Harici Satış Nedeniyle Tapu İptali Tescil Davasında Deliller
Tapu kayıtları, keşif, satış sözleşmesi, varsa paranın ödendiğine dair makbuzlar, bilirkişi tanık, yemin vs. her türlü delil ile bu davalar ispatlanabilir.
Harici Satış Nedeniyle Tapu İptali Tescil Davasında Hüküm
Mahkeme açılan davanın türüne göre kabul veya ret kararı verecektir. Eğer alıcı tapu iptali ve tescil davası açmış ise, BK.nun 213, MK.nun 706 ve Tapu Kanununun 26. maddesi hükümleri uyarınca resmi memur huzurunda sözleşme yapılmadığı ve böyleır hark i sözleşme geçersiz olduğu gerekçesiyle bu dava redde mahkumdur.
Satan kişi 20 yıl evvel ölmüş ve tapu da halen ismi mevcut ise, alıcı da nizasız ve fasılasız 20 yıl süre ile taşınmazı mülkümdür diyerek kullanmış ise, bu durumda tapunun iptali ve tescil davası açılmış olması halinde tapunun iptali ve alıcı adına taşınmazın tesciline karar verilmelidir.
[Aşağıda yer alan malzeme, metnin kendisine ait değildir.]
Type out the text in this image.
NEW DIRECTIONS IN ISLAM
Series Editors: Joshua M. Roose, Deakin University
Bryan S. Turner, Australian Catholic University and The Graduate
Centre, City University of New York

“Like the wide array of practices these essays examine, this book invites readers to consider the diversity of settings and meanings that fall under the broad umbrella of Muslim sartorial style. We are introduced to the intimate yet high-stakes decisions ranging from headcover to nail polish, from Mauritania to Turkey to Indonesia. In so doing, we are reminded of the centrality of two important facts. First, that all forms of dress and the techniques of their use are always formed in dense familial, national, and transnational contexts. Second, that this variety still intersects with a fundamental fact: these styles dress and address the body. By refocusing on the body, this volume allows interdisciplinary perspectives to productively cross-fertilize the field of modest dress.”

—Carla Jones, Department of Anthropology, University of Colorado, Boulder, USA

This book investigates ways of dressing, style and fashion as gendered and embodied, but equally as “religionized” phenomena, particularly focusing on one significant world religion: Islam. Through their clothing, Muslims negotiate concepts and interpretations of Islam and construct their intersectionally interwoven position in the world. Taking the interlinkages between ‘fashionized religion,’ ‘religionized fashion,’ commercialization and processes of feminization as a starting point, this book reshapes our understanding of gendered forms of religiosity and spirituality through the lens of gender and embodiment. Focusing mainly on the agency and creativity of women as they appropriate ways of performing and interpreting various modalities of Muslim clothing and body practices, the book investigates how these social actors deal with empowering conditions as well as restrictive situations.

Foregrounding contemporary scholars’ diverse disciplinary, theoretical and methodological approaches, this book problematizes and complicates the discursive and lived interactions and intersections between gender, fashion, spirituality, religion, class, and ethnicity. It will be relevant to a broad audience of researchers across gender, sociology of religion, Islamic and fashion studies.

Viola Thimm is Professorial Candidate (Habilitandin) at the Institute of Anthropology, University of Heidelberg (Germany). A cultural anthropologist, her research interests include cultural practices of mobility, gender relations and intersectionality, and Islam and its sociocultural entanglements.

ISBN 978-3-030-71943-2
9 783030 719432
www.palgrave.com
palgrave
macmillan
Eğer Kat Mülkiyeti Kanunu uyarınca, harici sözleşme ile bağımsız bölüm alınmış ve alıcı edimini tamamen yerine getirerek bağımsız bölümü teslim almış ise, bu halde açılacak tapu iptali ve bağımsız bölümün davacı adına tescili davasında 30.9.1988 gün ve 2/2 sayılı Yargıtay İçtihadı Birleştirme Kararı uyarınca kabul kararı verilmek gerekir.
Alıcı taşınmazdan çıkarılmış veya hakkında el atmanın önlenmesi davası açılmış bulunursa, o zaman haksız iktisap kuralları uyarınca bedel davası açması gerekir. Bu bedel davasında taşınmazın değerine değil, sözleşmedeki satış değerine karar verilir. Ancak bu değer genellikle eski tarihli olacağı için, dava tarihi itibariyle güncelleme (uyarlama) yapılarak faizi ile birlikte hükmedilir.
Alıcının taşınmaz üzerinde hapis hakkı mevcuttur. Yani parasını alıncaya kadar taşınmazdan çıkarılamaz.
Dava nisbi harca tabidir. Kararın tebliğinden itibaren, sulh hukuk mahkemesi kararları için 8 gün, asliye hukuk mahkemesi kararları için 15. gün içinde hüküm temyiz edilebilir.